Crackdown on dodgy directors revealed
Disqualifications against directors increased to 1,437 in the year to March 31 2011, from 1,388 during the previous 12 months, according to figures from the Insolvency Service.City law firm Reynolds Porter Chamberlain (RPC) said the numbers show a 23 per cent rise in disqualifications compared to five years ago when just 1,173 orders were made. A total of 6,422 directors have been disqualified in the past five years.
Jonathan Davies, partner at RPC, said: “Disqualification orders can have a long-lasting impact on the director’s ability to set up a new business – it is undoubtedly career threatening for directors.”

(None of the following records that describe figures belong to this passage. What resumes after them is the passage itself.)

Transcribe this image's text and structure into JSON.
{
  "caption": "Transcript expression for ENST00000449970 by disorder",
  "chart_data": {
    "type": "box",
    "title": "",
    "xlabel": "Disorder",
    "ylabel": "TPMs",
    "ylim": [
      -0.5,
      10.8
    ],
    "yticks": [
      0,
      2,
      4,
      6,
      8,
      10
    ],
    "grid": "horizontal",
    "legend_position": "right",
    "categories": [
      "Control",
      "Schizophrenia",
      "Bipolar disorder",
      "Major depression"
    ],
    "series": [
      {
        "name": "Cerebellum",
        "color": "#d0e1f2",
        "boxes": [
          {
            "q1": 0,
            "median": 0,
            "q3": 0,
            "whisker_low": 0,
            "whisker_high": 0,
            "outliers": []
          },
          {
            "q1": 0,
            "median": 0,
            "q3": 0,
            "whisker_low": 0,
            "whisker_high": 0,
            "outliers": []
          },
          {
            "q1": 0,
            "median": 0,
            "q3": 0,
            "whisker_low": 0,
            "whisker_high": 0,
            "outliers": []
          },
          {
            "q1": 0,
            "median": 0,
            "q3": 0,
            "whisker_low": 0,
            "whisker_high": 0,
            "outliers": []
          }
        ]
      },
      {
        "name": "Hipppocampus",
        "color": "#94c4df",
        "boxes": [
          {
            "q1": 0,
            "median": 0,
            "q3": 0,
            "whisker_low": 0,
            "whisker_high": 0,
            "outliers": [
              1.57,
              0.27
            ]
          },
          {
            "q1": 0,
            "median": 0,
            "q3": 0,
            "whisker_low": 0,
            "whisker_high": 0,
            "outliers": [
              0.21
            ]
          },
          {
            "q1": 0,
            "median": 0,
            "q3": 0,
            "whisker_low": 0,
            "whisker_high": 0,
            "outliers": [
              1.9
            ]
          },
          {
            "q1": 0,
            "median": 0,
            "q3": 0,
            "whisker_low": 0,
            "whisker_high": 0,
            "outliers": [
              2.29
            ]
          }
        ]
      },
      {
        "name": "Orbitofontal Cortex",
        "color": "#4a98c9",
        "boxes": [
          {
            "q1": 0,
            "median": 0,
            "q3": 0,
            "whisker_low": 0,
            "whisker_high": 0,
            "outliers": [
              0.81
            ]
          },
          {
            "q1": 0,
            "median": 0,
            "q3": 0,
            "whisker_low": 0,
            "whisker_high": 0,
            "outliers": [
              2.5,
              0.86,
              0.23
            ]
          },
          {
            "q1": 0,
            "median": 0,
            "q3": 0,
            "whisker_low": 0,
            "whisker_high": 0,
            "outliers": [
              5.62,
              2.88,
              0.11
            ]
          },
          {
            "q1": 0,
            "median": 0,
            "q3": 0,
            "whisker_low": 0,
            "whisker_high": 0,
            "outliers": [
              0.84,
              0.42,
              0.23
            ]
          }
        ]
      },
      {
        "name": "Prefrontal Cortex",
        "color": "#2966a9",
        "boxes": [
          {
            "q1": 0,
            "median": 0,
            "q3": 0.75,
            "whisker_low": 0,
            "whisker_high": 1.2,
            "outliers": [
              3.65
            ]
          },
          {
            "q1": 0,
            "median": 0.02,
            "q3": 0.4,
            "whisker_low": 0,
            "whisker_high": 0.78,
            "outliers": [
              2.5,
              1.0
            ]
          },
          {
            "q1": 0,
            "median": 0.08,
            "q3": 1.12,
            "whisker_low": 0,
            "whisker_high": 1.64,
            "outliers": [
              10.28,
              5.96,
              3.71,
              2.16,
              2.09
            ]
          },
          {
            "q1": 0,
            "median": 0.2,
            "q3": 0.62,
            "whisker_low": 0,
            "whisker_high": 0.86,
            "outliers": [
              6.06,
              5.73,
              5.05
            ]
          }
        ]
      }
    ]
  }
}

RPC said that the rise in disqualification orders could be a result of the deluge of company failures in the recession: the official Insolvency Service statistics show company insolvencies reached a peak in the third quarter of 2009 at 5,055.
Davies added: “Liquidators and administrators look for someone to blame when there is an insolvency and they have been focusing on company directors. With so many insolvencies during the recession, the government has been very busy in applying to the courts this year for disqualification orders.”
According to the Insolvency Service accounts for 2010 to 2011, 4,852 complaints about directors’ conduct were sent to the government agency.
A total of 166 defendants were convicted between March 2010 and March 2011 as a result of corporate and personal insolvency-related offences.